Um fünf Uhr morgens geht es los zum Kloster Wat Tham Suea. Bereits bei der Planung der Reise versuchte ich, einen sicheren Ort am Fuße des Berges zur Verwahrung meines Rades zu finden. Das auf der Karte enteckte Hotel finde ich trotz Dunkelheit. Es ist auch aufgesperrt, nur schlafen noch alle. Keine gute Idee, hier mein Rad abzustellen. Also fahre ich weiter zum Kloster. Bei den 1200 zum Teil extrem steilen Stufen zu den riesigen Buddhafiguren am Gipfel des Berges bietet eine Frau Glücksbänder an. Ich kaufe ihr eines ab und bitte sie, auf mein Rad aufzupassen. Dazwischen liegt der faszinierende Aufstieg der aufgehenden Sonne entgegen.

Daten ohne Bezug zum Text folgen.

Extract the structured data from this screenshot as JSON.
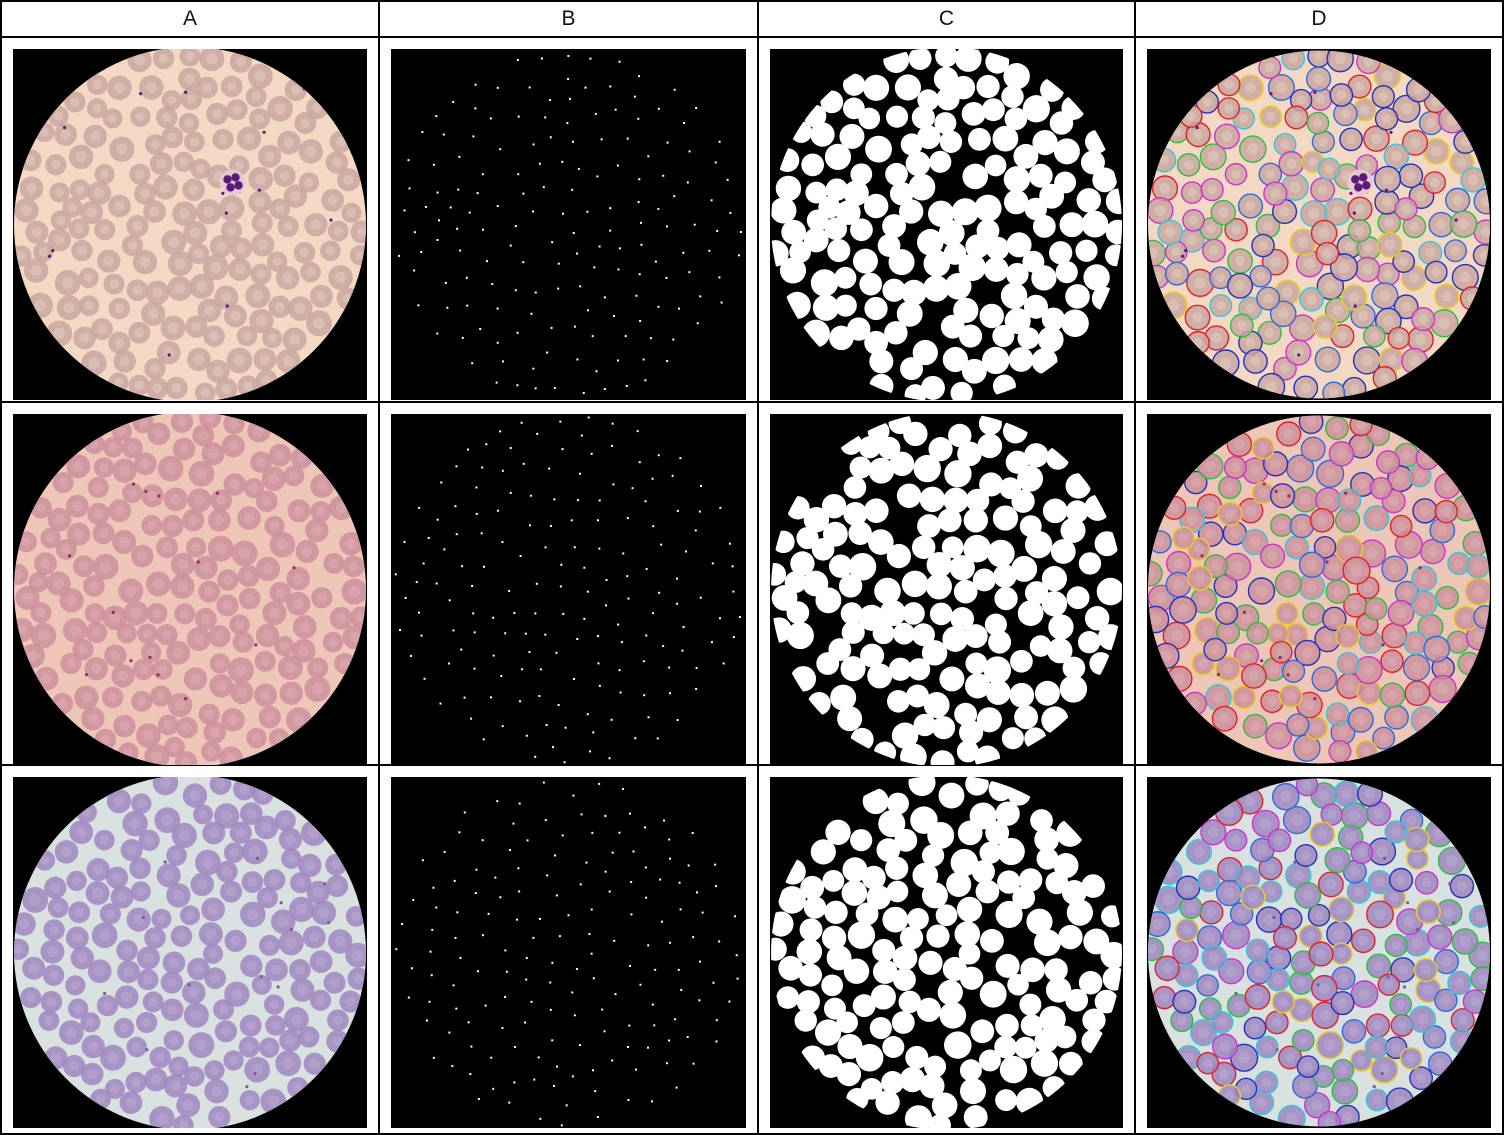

Ganz oben beim Kloster Wat Tham Suea erwartet mich ein Fußabdruck von Siddhartha Gautama, dem historischen Buddha.

Tagelang radle ich durch den tropischen Dschungel und entlang von Flüssen. Normalerweise sind Hunde und AutofahrerInnen die größte Gefahr. Beides treffe ich hier kaum. Dafür Riesenschlangen, die sich über den glühenden Asphalt wälzen.

Ich radle einer Art Eiswagen hinterher, der von einem Moped angetrieben wird. Bald hält er an, entpuppt sich als fahrender Supermarkt und wird von vielen aus dem Nichts erscheinenden Einheimischen umringt.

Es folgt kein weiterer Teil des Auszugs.